Our life is lived in service ultimately to self or to God.
There is no middle ground. One must be denied.
When we refuse to deny self, we deny Christ.
A tragic illustration of this truth is seen in the denials of Peter and Christ. The former is a troubling display of unholy denial. A kind of denial that is common to the heart of every man—even the believer. It is the mark of inherent inability apart from divine grace. A denial that is constructed upon the preservation of self at the expense of dependence and allegiance to God’s holy name (cf. Mk 8:38).
Now Peter was sitting outside in the courtyard. And a servant girl came up to him and said, “You also were with Jesus the Galilean.” But he denied it before them all, saying, “I do not know what you mean.” And when he went out to the entrance, another servant girl saw him, and she said to the bystanders, “This man was with Jesus of Nazareth.” And again he denied it with an oath: “I do not know the man.” After a little while the bystanders came up and said to Peter, “Certainly you too are one of them, for your accent betrays you.” Then he began to invoke a curse on himself and to swear, “I do not know the man.” And immediately the rooster crowed. And Peter remembered the saying of Jesus, “Before the rooster crows, you will deny me three times.” And he went out and wept bitterly.
Peter learned the lesson of unholy denial and by the power of the Holy Spirit began to model holy denial: Peter and John “left the presence of the council, rejoicing that they were counted worthy to suffer dishonor for the name” (Acts 5:41). He later writes, “Beloved, do not be surprised at the fiery trial when it comes upon you to test you, as though something strange were happening to you. But rejoice insofar as you share Christ’s sufferings, that you may also rejoice and be glad when his glory is revealed. (1 Peter 4:12-13). And again,
For to this you have been called, because Christ also suffered for you, leaving you an example, so that you might follow in his steps. He committed no sin, neither was deceit found in his mouth. When he was reviled, he did not revile in return; when he suffered, he did not threaten, but continued entrusting himself to him who judges justly.
—1 Peter 2:21-23
Christ’s was a holy denial
Christ’s was a holy denial—an act of devotion to God, the sacrifice of self and self-interest, self-denial in God-dependence, unreserved submission to God’s will and purposes, a continual entrusting to Him who judges justly.

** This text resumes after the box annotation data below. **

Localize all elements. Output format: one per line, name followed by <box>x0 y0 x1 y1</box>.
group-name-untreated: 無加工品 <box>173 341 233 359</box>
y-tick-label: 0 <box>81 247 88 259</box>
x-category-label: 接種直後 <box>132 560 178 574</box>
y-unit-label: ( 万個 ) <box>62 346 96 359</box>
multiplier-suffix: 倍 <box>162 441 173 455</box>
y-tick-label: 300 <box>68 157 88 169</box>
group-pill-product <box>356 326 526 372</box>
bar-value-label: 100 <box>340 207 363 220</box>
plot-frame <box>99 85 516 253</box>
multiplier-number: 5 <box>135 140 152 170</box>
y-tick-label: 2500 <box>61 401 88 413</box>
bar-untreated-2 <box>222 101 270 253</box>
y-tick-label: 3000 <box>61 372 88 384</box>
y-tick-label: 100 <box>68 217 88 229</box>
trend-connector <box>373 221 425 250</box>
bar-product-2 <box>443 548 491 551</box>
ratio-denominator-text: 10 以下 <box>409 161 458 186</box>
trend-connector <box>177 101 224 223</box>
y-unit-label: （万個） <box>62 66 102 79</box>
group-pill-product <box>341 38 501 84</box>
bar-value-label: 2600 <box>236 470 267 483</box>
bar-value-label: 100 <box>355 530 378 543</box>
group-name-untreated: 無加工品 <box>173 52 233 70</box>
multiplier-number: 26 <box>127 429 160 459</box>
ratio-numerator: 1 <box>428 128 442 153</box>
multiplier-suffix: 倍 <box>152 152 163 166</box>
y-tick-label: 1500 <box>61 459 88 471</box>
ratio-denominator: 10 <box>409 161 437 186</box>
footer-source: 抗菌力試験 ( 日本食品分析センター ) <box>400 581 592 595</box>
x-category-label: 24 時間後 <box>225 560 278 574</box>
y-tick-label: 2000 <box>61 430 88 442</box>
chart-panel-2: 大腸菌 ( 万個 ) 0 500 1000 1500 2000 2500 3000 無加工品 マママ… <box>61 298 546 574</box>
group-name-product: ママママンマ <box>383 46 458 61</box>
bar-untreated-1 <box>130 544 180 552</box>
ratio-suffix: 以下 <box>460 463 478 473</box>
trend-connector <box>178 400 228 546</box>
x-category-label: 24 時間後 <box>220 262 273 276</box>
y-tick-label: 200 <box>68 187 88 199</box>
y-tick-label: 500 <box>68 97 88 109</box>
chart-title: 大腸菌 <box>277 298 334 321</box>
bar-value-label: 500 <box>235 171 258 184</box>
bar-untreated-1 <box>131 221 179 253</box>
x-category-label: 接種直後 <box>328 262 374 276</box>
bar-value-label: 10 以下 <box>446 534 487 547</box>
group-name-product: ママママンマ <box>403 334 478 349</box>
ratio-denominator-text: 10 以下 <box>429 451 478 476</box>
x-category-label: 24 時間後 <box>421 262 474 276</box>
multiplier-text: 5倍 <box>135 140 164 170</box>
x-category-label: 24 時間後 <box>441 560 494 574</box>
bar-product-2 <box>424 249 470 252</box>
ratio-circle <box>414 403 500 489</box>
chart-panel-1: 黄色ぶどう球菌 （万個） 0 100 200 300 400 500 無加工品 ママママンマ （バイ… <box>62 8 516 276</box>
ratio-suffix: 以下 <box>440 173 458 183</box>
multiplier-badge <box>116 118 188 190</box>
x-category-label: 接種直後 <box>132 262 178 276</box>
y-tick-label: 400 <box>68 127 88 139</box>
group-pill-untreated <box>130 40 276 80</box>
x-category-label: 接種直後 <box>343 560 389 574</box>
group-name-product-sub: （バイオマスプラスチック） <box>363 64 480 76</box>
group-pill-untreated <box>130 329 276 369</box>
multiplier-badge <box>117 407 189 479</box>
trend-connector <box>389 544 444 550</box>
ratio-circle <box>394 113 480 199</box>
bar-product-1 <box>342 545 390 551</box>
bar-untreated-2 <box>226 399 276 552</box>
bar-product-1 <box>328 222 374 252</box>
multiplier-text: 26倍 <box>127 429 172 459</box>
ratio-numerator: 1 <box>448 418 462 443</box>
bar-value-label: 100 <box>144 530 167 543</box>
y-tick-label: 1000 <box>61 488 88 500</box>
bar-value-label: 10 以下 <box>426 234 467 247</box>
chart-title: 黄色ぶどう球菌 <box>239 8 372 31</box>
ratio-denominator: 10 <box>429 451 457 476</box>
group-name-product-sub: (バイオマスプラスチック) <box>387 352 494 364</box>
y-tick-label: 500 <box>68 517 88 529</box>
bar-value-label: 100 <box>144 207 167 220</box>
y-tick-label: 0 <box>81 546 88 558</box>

Peter reminds us that Christ’s holy denial resulted in unspeakable agony. It was a substitutionary suffering; a suffering in the place of and on behalf of the redeemed, the righteous for the unrighteous (1 Pet 3:18). Christ’s holy denial provided the only means by which we may be saved (Acts 4:12), and yet also furnished the ultimate example godly devotion—holy denial.
As Christians, we are to have the self-denying mind of Christ within and among us (Phil 2:5-8). His holy denial is our example (1 Pet 2:21). We are, therefore, through faith in Christ and by the power of the Holy Spirit, called to purify ourselves as He is pure (1 John 3:3); walk in the righteous self-denying same way in which He walked (1 John 2:6); continually obey Christ’s commandments (John 15:10); forgive one another (Col 3:13); overcome the temptations and lures of the world (John 16:33; 1 John 5:4); overflow in benevolence to others (Acts 20:35; 2 Cor 8:7-9); sacrificially love one another (John 13:34; Eph 5:2; Rom 5:8)—these are the traits of Christ in God-glorifying and other-loving holy denial.
May we fix our eyes on Christ, to run after Him in His holy self-denying ways (Heb 12:1-3).